Nasıl yoruldum, nasıl yoruldum anlatamam. Bunu ancak rakı paklar da ona bile geç kaldım. Kapısından girdiğimde 20:30 olmuştu bile. Taş da taşımadım hani.
Son zamanlarda Aksaray çevresine pek dadandım. Çok merkezi ya ondandır. Her yöne ulaşım da kolay. Normalde en geç 18.30-19:00 gibi hedefime ulaşmış, masaya oturmuş olurum. Mümkün olduğunca da yazı için kendime zaman tanır, yazı günümden birkaç gün önce gitmeye çalışırım.
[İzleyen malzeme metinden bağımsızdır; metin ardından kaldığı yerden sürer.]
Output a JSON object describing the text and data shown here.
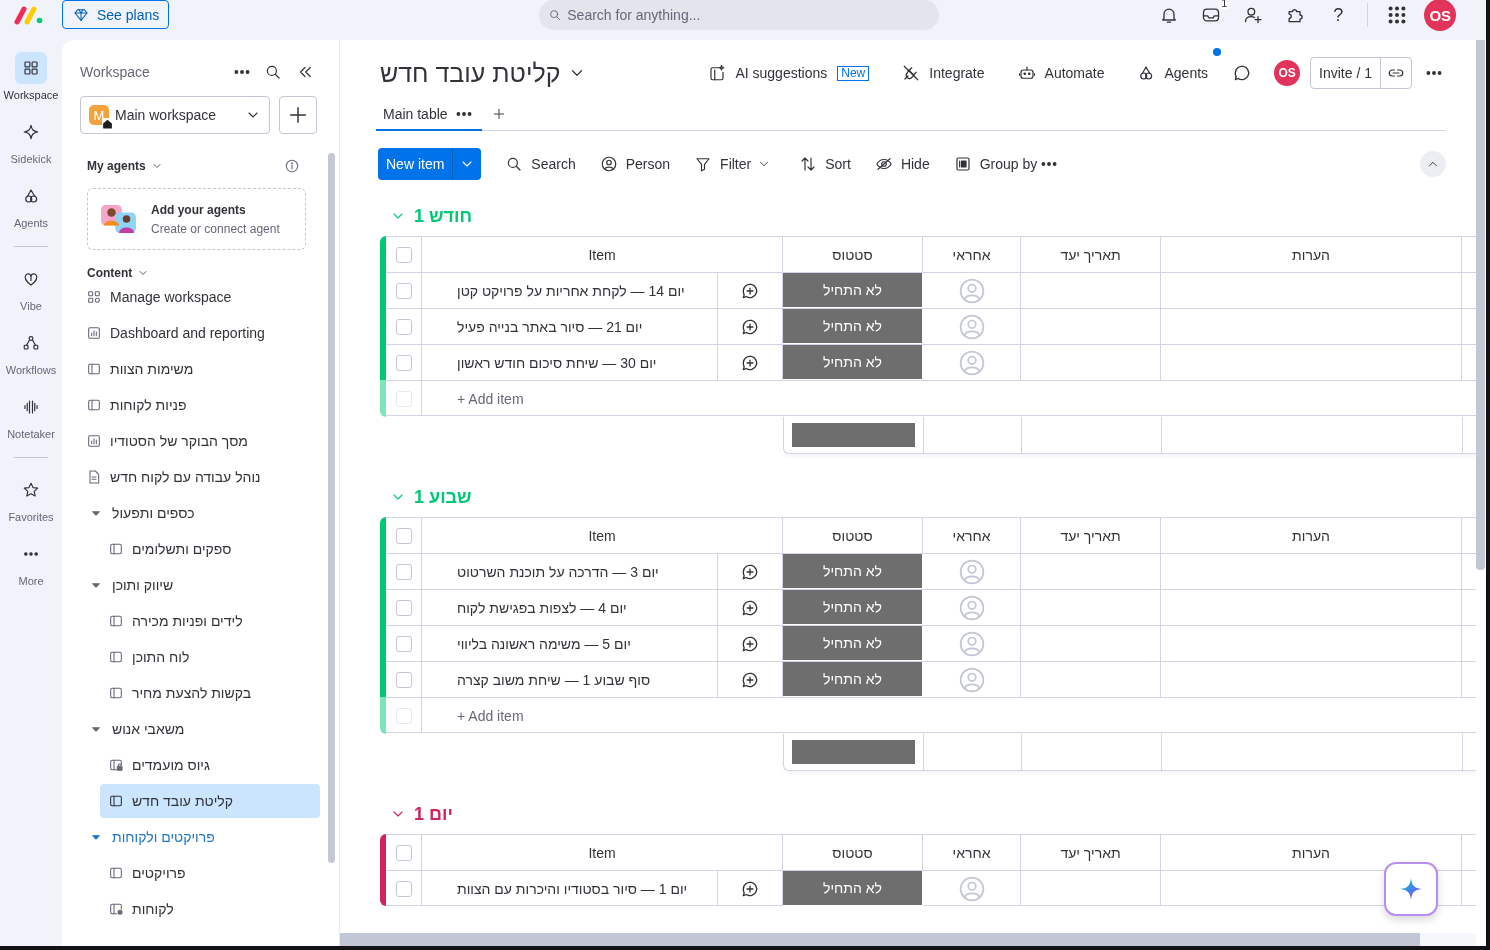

Evdeki hesap çarşıya uymuyor her zaman.
Sofra Ocakbaşı listemde vardı, bugüne saklamışım demek ki. En sıkışık olduğum, hem de yazıyı yetiştirmek için gitmem gereken son güne. Ben de böyle bir marazdan muzdaribim; son anda, baskı altında. Memnun muyum bu halimden, hayır.
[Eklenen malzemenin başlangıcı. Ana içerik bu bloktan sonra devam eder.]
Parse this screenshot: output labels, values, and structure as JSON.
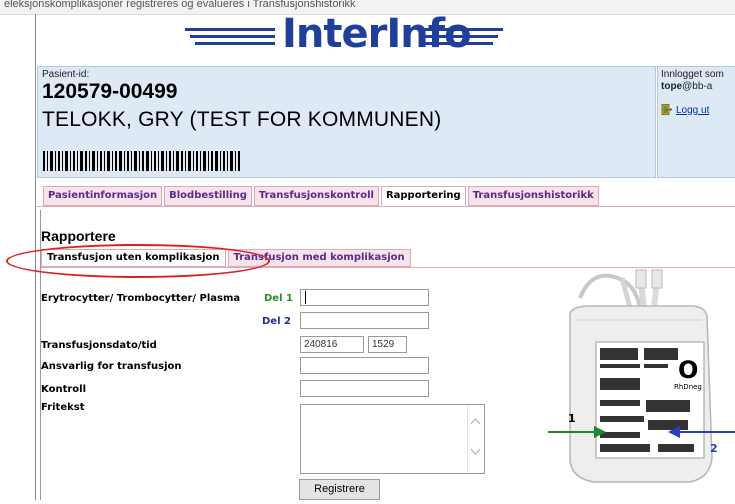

Bugün şikâyet günüm mü ne? Bakmayın siz bana. İlk bir iki yuduma bakar, pamuk gibi olurum sonra. O zaman hadi, elimizi çabuk tutalım…
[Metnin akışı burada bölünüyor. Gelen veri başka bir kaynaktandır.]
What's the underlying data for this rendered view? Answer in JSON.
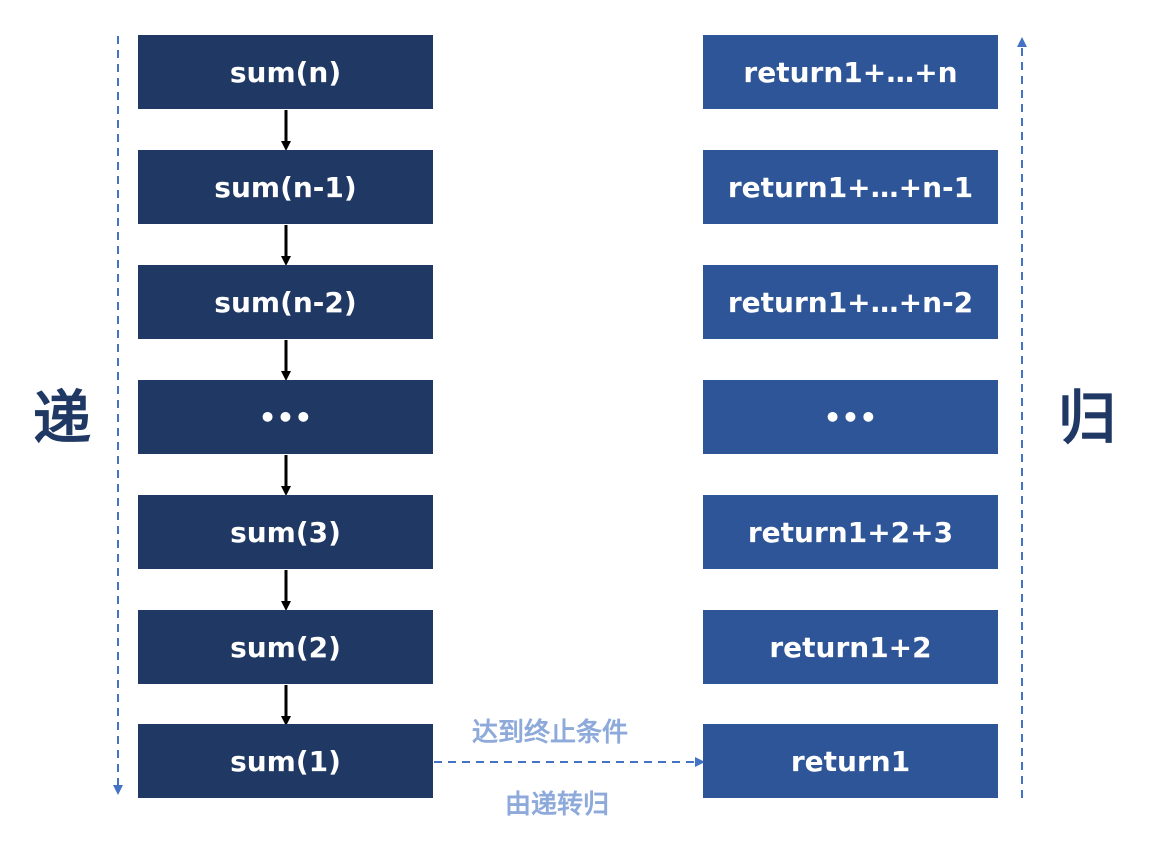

Tunceliliyim deyince Hasan’ı andık
Savaş karşıladı, “Nereye istersen otur” dedi. Mutfağın önündeki ikinci masayı seçtim, direkt lâfa girdim: “Çok yorgunum, hemen rakı içmem gerek.”
Bakmayın ismiyle hitap ettiğime, ilk kez geldim buraya ve daha adını öğrenmemiştim. Ama bazı insanlarla hemen frekansınız tutar ya, işte öyle oldu.
Meze dolabının başına buyur etti. Başlangıç için tam ihtiyacım olan şeyler, zeytinyağlı kereviz, zeytinyağlı pırasa, barbunya pilaki. Turşu Antep’ten geliyormuş. “Malatya peyniri de vereyim” dedi. Malatya doğumlu biri olarak reddedemezdim tabii, çünkü lezzetinden haberdarım.